O livro nasce a partir de uma turnê de 38 dias, passando por 11 estados e o Distrito Federal, mas funciona mais como um diário de experiências do que como um registro cronológico de shows. Laguna transforma o pedal em ferramenta de observação: das cidades, das pessoas, do próprio corpo e da mente em movimento constante. O heavy metal está sempre presente, mas não como protagonista absoluto: ele divide espaço com o cicloturismo, a contemplação e a busca por liberdade fora do óbvio.
Um dos maiores méritos da obra é justamente essa fusão pouco explorada. O autor não romantiza excessivamente a estrada: há cansaço, imprevistos, dificuldades logísticas e momentos de solidão. Ao mesmo tempo, existe uma honestidade contagiante na forma como o pedal surge como contraponto à rotina intensa dos palcos, quase como um ritual de equilíbrio físico e mental.

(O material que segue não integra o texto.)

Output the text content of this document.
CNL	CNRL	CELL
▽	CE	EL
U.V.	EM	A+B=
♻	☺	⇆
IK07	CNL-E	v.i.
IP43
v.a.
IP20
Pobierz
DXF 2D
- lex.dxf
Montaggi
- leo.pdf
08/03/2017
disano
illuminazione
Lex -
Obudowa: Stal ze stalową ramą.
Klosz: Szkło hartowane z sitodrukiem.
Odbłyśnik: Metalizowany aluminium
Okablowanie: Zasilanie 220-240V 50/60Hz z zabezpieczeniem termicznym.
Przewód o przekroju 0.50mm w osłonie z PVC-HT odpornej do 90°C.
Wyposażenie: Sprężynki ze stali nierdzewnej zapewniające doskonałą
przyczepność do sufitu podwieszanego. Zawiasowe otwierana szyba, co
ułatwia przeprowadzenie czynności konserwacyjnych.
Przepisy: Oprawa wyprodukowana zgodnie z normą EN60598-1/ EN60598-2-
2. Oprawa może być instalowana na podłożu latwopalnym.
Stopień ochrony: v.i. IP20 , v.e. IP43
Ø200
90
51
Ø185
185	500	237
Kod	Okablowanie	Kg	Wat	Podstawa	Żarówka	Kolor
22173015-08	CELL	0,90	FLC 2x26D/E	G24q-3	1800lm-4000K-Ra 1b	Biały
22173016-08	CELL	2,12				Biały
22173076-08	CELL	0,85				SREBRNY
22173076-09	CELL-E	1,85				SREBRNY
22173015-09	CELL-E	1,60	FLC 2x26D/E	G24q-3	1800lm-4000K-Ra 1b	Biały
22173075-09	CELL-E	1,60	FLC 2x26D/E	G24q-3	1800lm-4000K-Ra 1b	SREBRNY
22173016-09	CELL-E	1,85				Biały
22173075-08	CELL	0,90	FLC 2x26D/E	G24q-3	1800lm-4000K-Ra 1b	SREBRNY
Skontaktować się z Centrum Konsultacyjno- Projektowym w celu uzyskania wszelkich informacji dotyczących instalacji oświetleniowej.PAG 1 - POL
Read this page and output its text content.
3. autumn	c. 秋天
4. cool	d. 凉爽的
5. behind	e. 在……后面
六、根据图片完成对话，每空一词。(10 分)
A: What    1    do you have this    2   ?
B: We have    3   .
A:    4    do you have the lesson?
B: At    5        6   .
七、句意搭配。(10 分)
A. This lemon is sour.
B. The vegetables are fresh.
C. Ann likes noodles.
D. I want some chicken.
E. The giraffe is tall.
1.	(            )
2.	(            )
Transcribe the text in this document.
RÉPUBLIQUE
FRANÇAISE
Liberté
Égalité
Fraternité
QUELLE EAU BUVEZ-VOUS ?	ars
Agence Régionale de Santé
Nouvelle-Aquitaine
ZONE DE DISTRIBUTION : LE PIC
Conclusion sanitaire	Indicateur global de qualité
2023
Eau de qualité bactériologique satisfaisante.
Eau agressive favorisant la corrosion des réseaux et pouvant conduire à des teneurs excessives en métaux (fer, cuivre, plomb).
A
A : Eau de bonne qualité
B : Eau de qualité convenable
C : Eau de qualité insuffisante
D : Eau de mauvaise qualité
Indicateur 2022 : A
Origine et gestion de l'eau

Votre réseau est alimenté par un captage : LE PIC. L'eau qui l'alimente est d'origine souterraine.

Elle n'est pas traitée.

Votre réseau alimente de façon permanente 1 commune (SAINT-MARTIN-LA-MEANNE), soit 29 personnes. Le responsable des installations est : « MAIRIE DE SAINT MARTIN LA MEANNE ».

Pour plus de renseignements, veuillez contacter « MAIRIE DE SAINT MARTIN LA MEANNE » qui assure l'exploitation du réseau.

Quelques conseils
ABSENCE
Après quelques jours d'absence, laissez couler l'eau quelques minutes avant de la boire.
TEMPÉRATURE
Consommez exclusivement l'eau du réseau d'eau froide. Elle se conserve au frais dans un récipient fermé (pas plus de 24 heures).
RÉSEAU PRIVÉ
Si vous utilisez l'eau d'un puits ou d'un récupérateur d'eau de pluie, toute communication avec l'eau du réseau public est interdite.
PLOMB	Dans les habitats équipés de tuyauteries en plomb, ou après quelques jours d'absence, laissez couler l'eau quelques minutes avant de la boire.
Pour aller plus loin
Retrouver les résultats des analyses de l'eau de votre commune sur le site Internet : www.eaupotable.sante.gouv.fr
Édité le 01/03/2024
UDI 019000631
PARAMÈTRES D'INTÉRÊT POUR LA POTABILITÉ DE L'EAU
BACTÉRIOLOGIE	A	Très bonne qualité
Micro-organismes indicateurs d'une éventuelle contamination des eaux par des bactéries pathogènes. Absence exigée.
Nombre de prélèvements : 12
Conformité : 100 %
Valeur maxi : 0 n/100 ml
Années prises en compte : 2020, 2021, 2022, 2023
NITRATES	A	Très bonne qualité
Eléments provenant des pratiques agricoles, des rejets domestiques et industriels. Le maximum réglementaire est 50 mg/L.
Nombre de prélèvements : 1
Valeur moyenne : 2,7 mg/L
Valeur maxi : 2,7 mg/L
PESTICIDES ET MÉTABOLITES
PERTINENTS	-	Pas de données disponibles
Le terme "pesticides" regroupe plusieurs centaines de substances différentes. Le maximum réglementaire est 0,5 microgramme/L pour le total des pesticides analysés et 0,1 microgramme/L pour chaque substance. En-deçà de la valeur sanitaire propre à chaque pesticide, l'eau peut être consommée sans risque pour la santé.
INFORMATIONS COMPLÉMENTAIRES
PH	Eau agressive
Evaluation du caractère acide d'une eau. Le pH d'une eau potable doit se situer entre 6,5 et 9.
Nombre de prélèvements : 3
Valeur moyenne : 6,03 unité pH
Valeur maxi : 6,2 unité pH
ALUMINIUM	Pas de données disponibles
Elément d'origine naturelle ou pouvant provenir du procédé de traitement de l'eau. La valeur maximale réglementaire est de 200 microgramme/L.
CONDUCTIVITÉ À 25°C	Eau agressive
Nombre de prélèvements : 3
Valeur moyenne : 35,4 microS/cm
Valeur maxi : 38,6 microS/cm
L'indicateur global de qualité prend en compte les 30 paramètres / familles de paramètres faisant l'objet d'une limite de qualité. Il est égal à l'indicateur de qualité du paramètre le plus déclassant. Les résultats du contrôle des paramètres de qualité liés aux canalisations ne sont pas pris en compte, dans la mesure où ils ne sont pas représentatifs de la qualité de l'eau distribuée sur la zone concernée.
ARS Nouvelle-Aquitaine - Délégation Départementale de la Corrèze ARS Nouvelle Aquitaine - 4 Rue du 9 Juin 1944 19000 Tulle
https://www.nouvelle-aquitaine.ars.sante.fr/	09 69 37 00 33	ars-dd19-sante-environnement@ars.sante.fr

A escrita é direta, leve e fluida, sem pretensão literária excessiva, o que joga a favor da proposta. Fotos, mapas e descrições de rotas reforçam o caráter quase documental do livro, aproximando o leitor da experiência real vivida pelo autor. O prefácio assinado pelo jornalista Thiago Rahal Mauro ajuda a contextualizar o projeto e reforça o tom humano do relato.
Metal Sobre Rodas não é apenas para fãs de Fábio Laguna ou do metal nacional. É um livro sobre deslocamento, paixão e resistência, valores que dialogam tanto com a música pesada quanto com o ato de pedalar longas distâncias. No fim, fica a sensação de que estrada nenhuma é feita só de quilômetros: ela também é feita de escolhas, silêncios e descobertas que só acontecem quando se desacelera para olhar ao redor.
Uma leitura sincera, inspiradora e surpreendentemente íntima.
O livro tem acabamento em brochura, orelhas e conta com 98 páginas impressas em papel couchê colorido.